I/O & File Formats
Pandas reads one file at a time into one machine's memory. Spark reads directories of files distributed across executors. The file format choice determines whether Spark can use predicate pushdown (skipping data it doesn't need) and column pruning (reading only requested columns).
Format Comparison
| Format | Columnar | Predicate Pushdown | Splittable | Use Case |
|---|---|---|---|---|
Parquet | Yes | Yes | Yes | Default for everything |
Delta | Yes | Yes | Yes | ACID, time travel, merge |
ORC | Yes | Yes | Yes | Hive ecosystems |
CSV | No | No | Yes* | Ingestion only, never intermediate |
JSON | No | No | Yes* | Semi-structured ingestion |
Avro | No (row) | No | Yes | Schema evolution, Kafka |
# Reading
df = spark.read.parquet("s3://bucket/data/") # reads entire directory
df = spark.read.parquet("s3://bucket/data/year=2024/") # partition pruning
# Writing
df.write.mode("overwrite") \
.partitionBy("year", "month") \
.parquet("s3://bucket/output/")
# Delta (Databricks / open-source delta-spark)
df.write.format("delta").mode("overwrite") \
.saveAsTable("catalog.schema.table")
CSV and JSON as intermediate formats waste compute, storage, and prevent optimizations. Read CSV once, write Parquet, and never look back. Delta adds ACID transactions, schema enforcement, and time travel on top of Parquet.
Partitioning & Bucketing
Partitioning is the concept with no Pandas equivalent. In Pandas, your data is one contiguous block. In Spark, it's split into partitions — chunks that live on different machines and process in parallel. How data is partitioned determines everything about performance.
Disk Partitioning (Hive-style)
When you write .partitionBy("year", "month"), Spark creates a directory structure: year=2024/month=01/. On read, filters on these columns skip entire directories — no data scanned. This is partition pruning.
# Write with partitioning
df.write.partitionBy("region", "date").parquet("output/")
# This read only touches region=US partitions
spark.read.parquet("output/").filter(F.col("region") == "US")
In-Memory Partitions
# Check current partition count
df.rdd.getNumPartitions()
# Repartition — triggers full shuffle
df = df.repartition(200) # random, 200 partitions
df = df.repartition(200, "store_id") # hash by store_id into 200 partitions
# Coalesce — reduces partitions WITHOUT shuffle (merges only)

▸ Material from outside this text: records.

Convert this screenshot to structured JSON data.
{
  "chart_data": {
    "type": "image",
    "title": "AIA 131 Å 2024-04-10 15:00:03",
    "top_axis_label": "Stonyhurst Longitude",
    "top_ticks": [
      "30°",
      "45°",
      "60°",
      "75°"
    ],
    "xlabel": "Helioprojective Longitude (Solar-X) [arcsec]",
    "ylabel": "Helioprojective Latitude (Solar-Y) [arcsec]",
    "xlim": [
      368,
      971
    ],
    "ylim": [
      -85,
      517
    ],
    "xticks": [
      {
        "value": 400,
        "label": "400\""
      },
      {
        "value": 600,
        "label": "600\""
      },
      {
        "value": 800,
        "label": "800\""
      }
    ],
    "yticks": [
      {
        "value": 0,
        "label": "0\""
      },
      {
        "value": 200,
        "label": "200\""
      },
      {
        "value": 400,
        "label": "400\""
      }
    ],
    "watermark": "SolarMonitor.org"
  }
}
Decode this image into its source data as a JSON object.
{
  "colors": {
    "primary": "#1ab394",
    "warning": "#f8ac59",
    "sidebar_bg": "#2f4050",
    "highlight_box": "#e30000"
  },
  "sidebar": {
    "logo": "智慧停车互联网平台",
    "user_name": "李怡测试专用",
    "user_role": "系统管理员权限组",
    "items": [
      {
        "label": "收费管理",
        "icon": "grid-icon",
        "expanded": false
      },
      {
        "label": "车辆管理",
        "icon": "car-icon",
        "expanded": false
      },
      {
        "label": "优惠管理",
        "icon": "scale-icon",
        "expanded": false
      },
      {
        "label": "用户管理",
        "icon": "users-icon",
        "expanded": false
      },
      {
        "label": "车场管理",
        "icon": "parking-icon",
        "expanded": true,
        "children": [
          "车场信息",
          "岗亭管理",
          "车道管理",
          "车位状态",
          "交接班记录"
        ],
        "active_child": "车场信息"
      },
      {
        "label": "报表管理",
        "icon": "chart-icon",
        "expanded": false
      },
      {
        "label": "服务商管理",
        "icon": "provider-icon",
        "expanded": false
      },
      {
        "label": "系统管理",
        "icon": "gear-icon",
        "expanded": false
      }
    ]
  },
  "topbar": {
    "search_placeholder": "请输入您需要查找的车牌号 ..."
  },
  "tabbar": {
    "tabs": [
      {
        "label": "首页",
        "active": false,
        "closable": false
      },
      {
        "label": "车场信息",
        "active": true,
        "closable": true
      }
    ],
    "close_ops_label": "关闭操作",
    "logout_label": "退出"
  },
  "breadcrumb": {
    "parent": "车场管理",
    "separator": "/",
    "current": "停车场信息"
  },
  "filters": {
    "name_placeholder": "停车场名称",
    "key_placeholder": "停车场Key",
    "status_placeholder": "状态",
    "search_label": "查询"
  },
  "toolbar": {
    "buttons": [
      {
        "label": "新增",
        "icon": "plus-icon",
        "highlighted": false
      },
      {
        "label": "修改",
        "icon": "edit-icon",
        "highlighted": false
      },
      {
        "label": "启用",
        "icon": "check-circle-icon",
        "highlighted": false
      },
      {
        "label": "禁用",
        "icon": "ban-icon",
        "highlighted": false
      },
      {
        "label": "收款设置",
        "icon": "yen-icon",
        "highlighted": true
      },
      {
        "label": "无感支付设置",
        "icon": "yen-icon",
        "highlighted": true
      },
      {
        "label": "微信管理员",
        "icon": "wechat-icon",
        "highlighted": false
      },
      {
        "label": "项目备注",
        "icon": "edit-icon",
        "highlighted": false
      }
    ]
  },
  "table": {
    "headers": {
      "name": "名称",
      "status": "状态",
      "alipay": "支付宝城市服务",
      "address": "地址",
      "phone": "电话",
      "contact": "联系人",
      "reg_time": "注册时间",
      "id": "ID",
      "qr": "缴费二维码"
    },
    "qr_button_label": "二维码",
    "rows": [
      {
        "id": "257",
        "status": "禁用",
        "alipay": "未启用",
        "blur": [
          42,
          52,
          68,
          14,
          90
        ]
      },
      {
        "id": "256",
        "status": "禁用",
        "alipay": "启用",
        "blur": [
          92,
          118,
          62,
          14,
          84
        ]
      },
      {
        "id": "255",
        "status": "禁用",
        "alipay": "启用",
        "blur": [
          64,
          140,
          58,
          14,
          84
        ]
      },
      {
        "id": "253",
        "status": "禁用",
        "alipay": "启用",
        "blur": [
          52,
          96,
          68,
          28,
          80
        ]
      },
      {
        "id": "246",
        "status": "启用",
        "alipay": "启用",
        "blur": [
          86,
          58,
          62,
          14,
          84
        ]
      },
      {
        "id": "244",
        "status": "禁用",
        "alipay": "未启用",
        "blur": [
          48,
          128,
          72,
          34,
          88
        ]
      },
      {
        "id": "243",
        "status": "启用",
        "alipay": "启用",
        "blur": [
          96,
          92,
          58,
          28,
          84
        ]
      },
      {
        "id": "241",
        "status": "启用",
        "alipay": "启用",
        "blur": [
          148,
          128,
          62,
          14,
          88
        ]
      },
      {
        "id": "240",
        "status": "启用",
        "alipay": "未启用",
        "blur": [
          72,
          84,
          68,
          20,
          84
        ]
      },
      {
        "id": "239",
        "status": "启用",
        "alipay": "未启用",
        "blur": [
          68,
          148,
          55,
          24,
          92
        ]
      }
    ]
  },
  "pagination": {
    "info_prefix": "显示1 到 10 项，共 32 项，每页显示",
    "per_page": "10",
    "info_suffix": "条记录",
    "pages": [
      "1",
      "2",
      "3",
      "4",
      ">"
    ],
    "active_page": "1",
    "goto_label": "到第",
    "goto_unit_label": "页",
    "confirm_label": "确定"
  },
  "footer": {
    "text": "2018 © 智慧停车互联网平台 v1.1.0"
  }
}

df = df.coalesce(10) # merge down to 10 partitions
repartition(n) shuffles all data across the cluster — expensive but creates even partitions. coalesce(n) only reduces partition count by merging adjacent partitions — cheap but can create uneven sizes. Use coalesce before writing to reduce file count. Use repartition when you need even distribution or to partition by key.
Bucketing
Bucketing pre-sorts and pre-hashes data on disk by a column. Subsequent joins or aggregations on that column avoid shuffles entirely.
# Write bucketed table (persisted in metastore)
df.write.bucketBy(256, "store_id") \
.sortBy("store_id") \
.saveAsTable("bucketed_sales")
# Joins on store_id now avoid shuffle
sales = spark.table("bucketed_sales")
stores = spark.table("bucketed_stores") # also bucketed by store_id, same count
result = sales.join(stores, "store_id") # no shuffle
Caching & Persistence
In Pandas, your DataFrame lives in memory until you delete it. In Spark, DataFrames are recomputed from the DAG every time an action is called — unless you explicitly cache them.
# Cache — stores in executor memory (deserialized)
df.cache() # equivalent to df.persist(StorageLevel.MEMORY_AND_DISK)
# Persist with specific storage level
from pyspark import StorageLevel
df.persist(StorageLevel.MEMORY_AND_DISK_SER) # serialized, spills to disk
df.persist(StorageLevel.DISK_ONLY) # disk only, frees memory
# Trigger materialization and cache
df.cache()
df.count() # action forces the cache to fill
# Release
df.unpersist()
When to Cache
| Situation | Cache? | Why |
|---|---|---|
| DataFrame used in multiple actions | Yes | Avoids recomputing the DAG |
| After expensive join or aggregation | Yes | Prevents re-shuffling |
| Inside iterative algorithms (ML) | Yes | Each iteration would re-scan source |
| Used once then discarded | No | Cache overhead exceeds recompute cost |
| Dataset is very large, cluster memory tight | Maybe | Use DISK_ONLY or skip — eviction thrashing is worse |
df.cache() doesn't compute anything. It marks the DataFrame for caching. The cache fills on the next action. If you cache and immediately write, the first write computes and caches. The second action hits cache. Common pattern: df.cache().count() to force materialization.